Deutsche und ihre Selbstreflektion, das kann schon seltsame Früchte tragen. Obwohl Hitler eigentlich regelmäßiger Gast in der nationalen Popkultur ist, kommt die Verfilmung des Bestsellers von Timur Vermes durchaus zu einem guten Zeitpunkt, da sich angesichts jüngster politischer Veränderungen nämlich ohnehin die Frage stellt: Beginnt Deutschland, seine "German Angst" und mit ihr all seine Hemmungen zu überwinden? Hypothetisch gefragt: Wäre es bereit, den größten Fehler seiner Geschichte zu wiederholen?
Denkbar, dass Vermes solche Fragestellungen im Buch auf interessante Weise erörtert. In Unkenntnis der Vorlage deutet der Film zumindest dies an, wenn ihm auch sonst nichts gelingt. Denn David Wnendts krude Verfilmung ist weder Satire noch Komödie; weder Drama noch historische Aufarbeitung; weder Spielfilm noch Dokumentation.

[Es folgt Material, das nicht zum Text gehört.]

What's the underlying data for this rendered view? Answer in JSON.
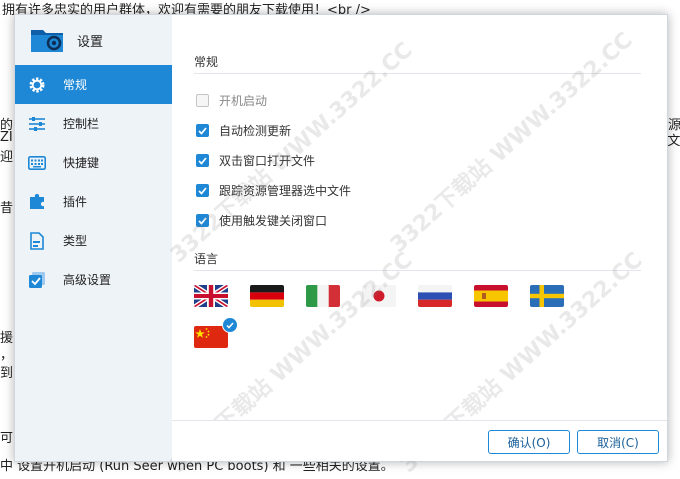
{
  "background": {
    "top_line": "拥有许多忠实的用户群体，欢迎有需要的朋友下载使用！<br />",
    "left_fragments": [
      "的",
      "ZI",
      "迎",
      "昔",
      "援",
      "，",
      "到",
      "可",
      "中"
    ],
    "right_fragments": [
      "源",
      "r文"
    ],
    "bottom_line": "中 设置开机启动 (Run Seer when PC boots) 和 一些相关的设置。"
  },
  "dialog": {
    "title": "设置",
    "nav": [
      {
        "label": "常规",
        "icon": "gear-icon",
        "active": true
      },
      {
        "label": "控制栏",
        "icon": "sliders-icon",
        "active": false
      },
      {
        "label": "快捷键",
        "icon": "keyboard-icon",
        "active": false
      },
      {
        "label": "插件",
        "icon": "puzzle-icon",
        "active": false
      },
      {
        "label": "类型",
        "icon": "file-type-icon",
        "active": false
      },
      {
        "label": "高级设置",
        "icon": "advanced-icon",
        "active": false
      }
    ],
    "general": {
      "section_title": "常规",
      "options": [
        {
          "label": "开机启动",
          "checked": false,
          "enabled": false
        },
        {
          "label": "自动检测更新",
          "checked": true,
          "enabled": true
        },
        {
          "label": "双击窗口打开文件",
          "checked": true,
          "enabled": true
        },
        {
          "label": "跟踪资源管理器选中文件",
          "checked": true,
          "enabled": true
        },
        {
          "label": "使用触发键关闭窗口",
          "checked": true,
          "enabled": true
        }
      ]
    },
    "language": {
      "section_title": "语言",
      "flags": [
        "uk-flag-icon",
        "germany-flag-icon",
        "italy-flag-icon",
        "japan-flag-icon",
        "russia-flag-icon",
        "spain-flag-icon",
        "sweden-flag-icon",
        "china-flag-icon"
      ],
      "selected": "china-flag-icon"
    },
    "buttons": {
      "ok": "确认(O)",
      "cancel": "取消(C)"
    }
  },
  "watermark": "3322下载站 WWW.3322.CC",
  "colors": {
    "accent": "#1e88d6",
    "sidebar_bg": "#eef3f8"
  }
}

So wie man Adolf Hitler seit seiner Wiederauferstehung in einem Berliner Stadtpark auf dem Weg zur medialen Machteroberung begleitet, wird man von der Regie alle paar Meter Zelluloid mit der Nase auf das Pädagogisch-wertvoll-Prädikat gestoßen, und dennoch ist die geführte Linie dermaßen schwach, dass Gruppierungen jeder Gesinnung die Filmaussage nach eigenem Gutdünken umdeuten können. Die deutsche Medienkultur wird einerseits scharf kritisiert, als der Flachbildschirm, nach Hitlers Meinung eine brillante Erfindung für mediale Propaganda, auf dem Hotelzimmer die schlimmsten Beispiele deutschen Müllfernsehens ausstrahlt; andererseits wird einer ganzen Kette an nicht minder fragwürdigen TV- und Internetformaten kulturbedeutsame Relevanz zugesprochen, bis hin zu einer Reihe von Youtube-Stars.

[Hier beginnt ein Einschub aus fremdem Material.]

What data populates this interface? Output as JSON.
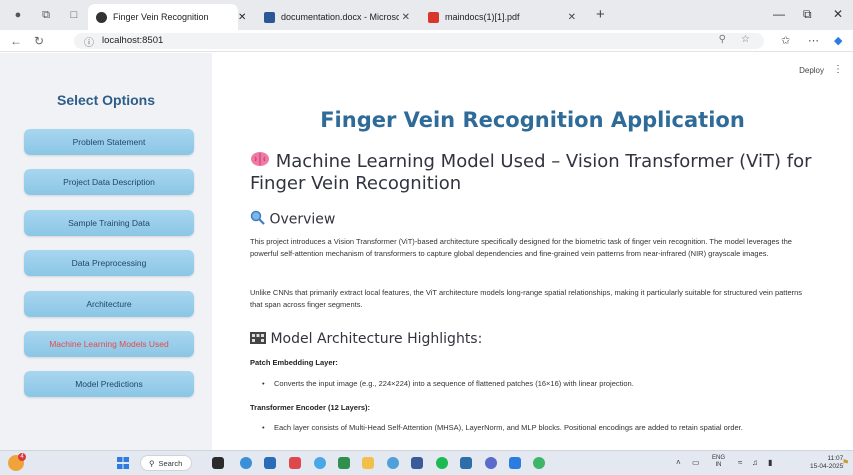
{
  "browser": {
    "tabs": [
      {
        "label": "Finger Vein Recognition",
        "active": true,
        "favicon_color": "#333333"
      },
      {
        "label": "documentation.docx - Microsoft",
        "active": false,
        "favicon_color": "#2b5797"
      },
      {
        "label": "maindocs(1)[1].pdf",
        "active": false,
        "favicon_color": "#d9362b"
      }
    ],
    "url": "localhost:8501"
  },
  "sidebar": {
    "title": "Select Options",
    "items": [
      {
        "label": "Problem Statement"
      },
      {
        "label": "Project Data Description"
      },
      {
        "label": "Sample Training Data"
      },
      {
        "label": "Data Preprocessing"
      },
      {
        "label": "Architecture"
      },
      {
        "label": "Machine Learning Models Used",
        "active": true
      },
      {
        "label": "Model Predictions"
      }
    ]
  },
  "header": {
    "deploy_label": "Deploy",
    "menu_glyph": "⋮"
  },
  "main": {
    "app_title": "Finger Vein Recognition Application",
    "section_title": "Machine Learning Model Used – Vision Transformer (ViT) for Finger Vein Recognition",
    "overview_heading": "Overview",
    "overview_p1": "This project introduces a Vision Transformer (ViT)-based architecture specifically designed for the biometric task of finger vein recognition. The model leverages the powerful self-attention mechanism of transformers to capture global dependencies and fine-grained vein patterns from near-infrared (NIR) grayscale images.",
    "overview_p2": "Unlike CNNs that primarily extract local features, the ViT architecture models long-range spatial relationships, making it particularly suitable for structured vein patterns that span across finger segments.",
    "arch_heading": "Model Architecture Highlights:",
    "patch_heading": "Patch Embedding Layer:",
    "patch_bullet": "Converts the input image (e.g., 224×224) into a sequence of flattened patches (16×16) with linear projection.",
    "encoder_heading": "Transformer Encoder (12 Layers):",
    "encoder_bullet": "Each layer consists of Multi-Head Self-Attention (MHSA), LayerNorm, and MLP blocks. Positional encodings are added to retain spatial order."
  },
  "taskbar": {
    "search_label": "Search",
    "weather_badge": "4",
    "lang_line1": "ENG",
    "lang_line2": "IN",
    "time": "11:07",
    "date": "15-04-2025"
  },
  "colors": {
    "accent": "#2e6b99",
    "sidebar_bg": "#f0f2f6",
    "button_bg": "#a8d6ef",
    "active_label": "#e24b4b"
  }
}
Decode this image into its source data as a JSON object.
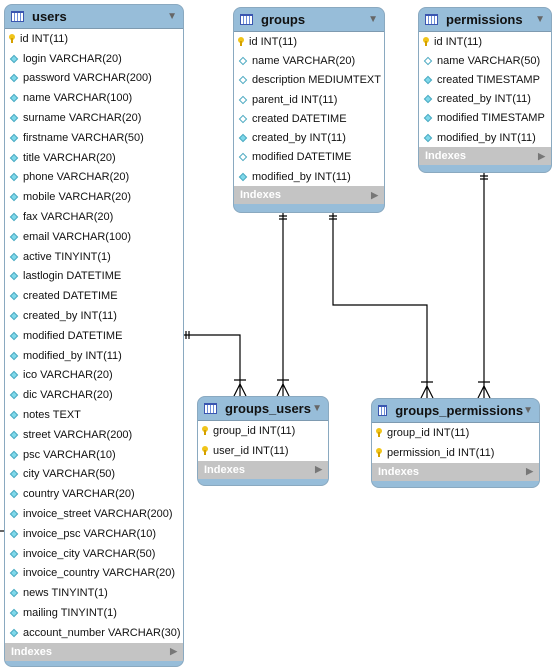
{
  "indexes_label": "Indexes",
  "tables": [
    {
      "name": "users",
      "columns": [
        {
          "k": "pk",
          "t": "id INT(11)"
        },
        {
          "k": "nn",
          "t": "login VARCHAR(20)"
        },
        {
          "k": "nn",
          "t": "password VARCHAR(200)"
        },
        {
          "k": "nn",
          "t": "name VARCHAR(100)"
        },
        {
          "k": "nn",
          "t": "surname VARCHAR(20)"
        },
        {
          "k": "nn",
          "t": "firstname VARCHAR(50)"
        },
        {
          "k": "nn",
          "t": "title VARCHAR(20)"
        },
        {
          "k": "nn",
          "t": "phone VARCHAR(20)"
        },
        {
          "k": "nn",
          "t": "mobile VARCHAR(20)"
        },
        {
          "k": "nn",
          "t": "fax VARCHAR(20)"
        },
        {
          "k": "nn",
          "t": "email VARCHAR(100)"
        },
        {
          "k": "nn",
          "t": "active TINYINT(1)"
        },
        {
          "k": "nn",
          "t": "lastlogin DATETIME"
        },
        {
          "k": "nn",
          "t": "created DATETIME"
        },
        {
          "k": "nn",
          "t": "created_by INT(11)"
        },
        {
          "k": "nn",
          "t": "modified DATETIME"
        },
        {
          "k": "nn",
          "t": "modified_by INT(11)"
        },
        {
          "k": "nn",
          "t": "ico VARCHAR(20)"
        },
        {
          "k": "nn",
          "t": "dic VARCHAR(20)"
        },
        {
          "k": "nn",
          "t": "notes TEXT"
        },
        {
          "k": "nn",
          "t": "street VARCHAR(200)"
        },
        {
          "k": "nn",
          "t": "psc VARCHAR(10)"
        },
        {
          "k": "nn",
          "t": "city VARCHAR(50)"
        },
        {
          "k": "nn",
          "t": "country VARCHAR(20)"
        },
        {
          "k": "nn",
          "t": "invoice_street VARCHAR(200)"
        },
        {
          "k": "nn",
          "t": "invoice_psc VARCHAR(10)"
        },
        {
          "k": "nn",
          "t": "invoice_city VARCHAR(50)"
        },
        {
          "k": "nn",
          "t": "invoice_country VARCHAR(20)"
        },
        {
          "k": "nn",
          "t": "news TINYINT(1)"
        },
        {
          "k": "nn",
          "t": "mailing TINYINT(1)"
        },
        {
          "k": "nn",
          "t": "account_number VARCHAR(30)"
        }
      ]
    },
    {
      "name": "groups",
      "columns": [
        {
          "k": "pk",
          "t": "id INT(11)"
        },
        {
          "k": "null",
          "t": "name VARCHAR(20)"
        },
        {
          "k": "null",
          "t": "description MEDIUMTEXT"
        },
        {
          "k": "null",
          "t": "parent_id INT(11)"
        },
        {
          "k": "null",
          "t": "created DATETIME"
        },
        {
          "k": "nn",
          "t": "created_by INT(11)"
        },
        {
          "k": "null",
          "t": "modified DATETIME"
        },
        {
          "k": "nn",
          "t": "modified_by INT(11)"
        }
      ]
    },
    {
      "name": "permissions",
      "columns": [
        {
          "k": "pk",
          "t": "id INT(11)"
        },
        {
          "k": "null",
          "t": "name VARCHAR(50)"
        },
        {
          "k": "nn",
          "t": "created TIMESTAMP"
        },
        {
          "k": "nn",
          "t": "created_by INT(11)"
        },
        {
          "k": "nn",
          "t": "modified TIMESTAMP"
        },
        {
          "k": "nn",
          "t": "modified_by INT(11)"
        }
      ]
    },
    {
      "name": "groups_users",
      "columns": [
        {
          "k": "pk",
          "t": "group_id INT(11)"
        },
        {
          "k": "pk",
          "t": "user_id INT(11)"
        }
      ]
    },
    {
      "name": "groups_permissions",
      "columns": [
        {
          "k": "pk",
          "t": "group_id INT(11)"
        },
        {
          "k": "pk",
          "t": "permission_id INT(11)"
        }
      ]
    }
  ]
}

Diese Art von Inkonsequenz zieht sich durch den ganzen Film, der auch gerade inszenatorisch scheinbar willkürlich wechselt zwischen einem cineastischen Rahmen (die Rückkehr Hitlers), Mockumentary-Elementen und Film-im-Film-Experimentalismus – eine Mischung, die nie harmonisch wirkt und sich immer so anfühlt, als könnte man problemlos Bausteine entfernen oder hinzufügen; theoretisch wäre eine ganze TV-Serie denkbar (Gott bewahre). Dass hin und wieder mal ein Gag oder eine Pointe funktioniert, kann man wohl eher dem Glück als dem Können zuschreiben; insgesamt tendiert die Stimmung ohnehin eher Richtung Drama, was ja nicht schlimm wäre, würde denn wenigstens dieses Durchschlagskraft entwickeln.

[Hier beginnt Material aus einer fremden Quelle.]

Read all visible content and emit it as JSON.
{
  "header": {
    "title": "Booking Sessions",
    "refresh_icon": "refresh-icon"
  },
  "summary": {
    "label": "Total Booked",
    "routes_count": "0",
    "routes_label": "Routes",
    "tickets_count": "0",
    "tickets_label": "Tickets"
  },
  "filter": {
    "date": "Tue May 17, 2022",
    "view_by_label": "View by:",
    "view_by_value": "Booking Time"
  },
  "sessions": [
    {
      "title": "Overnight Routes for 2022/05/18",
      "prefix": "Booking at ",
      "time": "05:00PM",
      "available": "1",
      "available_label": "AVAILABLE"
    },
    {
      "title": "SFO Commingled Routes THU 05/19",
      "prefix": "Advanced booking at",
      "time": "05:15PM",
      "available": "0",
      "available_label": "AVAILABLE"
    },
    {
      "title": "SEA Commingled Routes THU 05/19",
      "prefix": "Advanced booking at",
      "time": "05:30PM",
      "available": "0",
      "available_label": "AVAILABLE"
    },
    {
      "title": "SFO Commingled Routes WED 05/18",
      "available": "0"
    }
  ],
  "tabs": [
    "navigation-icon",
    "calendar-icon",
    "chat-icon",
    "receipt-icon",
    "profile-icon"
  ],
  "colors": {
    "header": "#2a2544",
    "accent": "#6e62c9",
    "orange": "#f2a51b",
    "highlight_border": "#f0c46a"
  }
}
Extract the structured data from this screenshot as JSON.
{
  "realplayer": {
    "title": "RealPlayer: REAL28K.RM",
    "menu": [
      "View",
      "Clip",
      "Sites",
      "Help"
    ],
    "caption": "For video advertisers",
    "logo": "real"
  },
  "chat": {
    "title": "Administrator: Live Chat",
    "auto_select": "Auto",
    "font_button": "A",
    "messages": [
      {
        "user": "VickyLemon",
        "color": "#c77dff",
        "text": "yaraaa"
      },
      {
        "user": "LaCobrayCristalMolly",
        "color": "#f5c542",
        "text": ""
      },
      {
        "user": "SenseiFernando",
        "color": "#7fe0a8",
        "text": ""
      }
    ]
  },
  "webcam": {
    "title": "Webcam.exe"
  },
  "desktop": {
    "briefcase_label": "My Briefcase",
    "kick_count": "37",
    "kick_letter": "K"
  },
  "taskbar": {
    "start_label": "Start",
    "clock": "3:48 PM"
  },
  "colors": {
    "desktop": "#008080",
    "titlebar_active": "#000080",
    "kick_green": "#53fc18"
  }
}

Oliver Masucci macht seine Sache als Führer ordentlich (für die nicht wirklich passende Physiognomie kann er ja nichts, sondern wenn überhaupt das Casting), dennoch wirkt die ganze Figur bereits von ihrer Anlage her wie eine Fehlkonstruktion. Zumindest lassen sich aus ihrer (oft ohnehin gestellten) Konfrontation mit Menschen "von der Straße" (sprich: meistens irgendwelche verwirrten IQ60-Bürger, die in einer Kneipe aufgegabelt wurden) keinerlei Deutungen ableiten, die der Hauptthese des Films Nährboden schafften oder sie abschwächen würden.
Eine durch und durch gescheiterte Verfilmung also, die alleine formell so defizitär ausfällt, dass sich nur wenig Gehaltvolles daraus entwickeln kann. Auch wenn man den Umgang der Deutschen mit ihrer Geschichte wohl als einzigartig bezeichnen kann.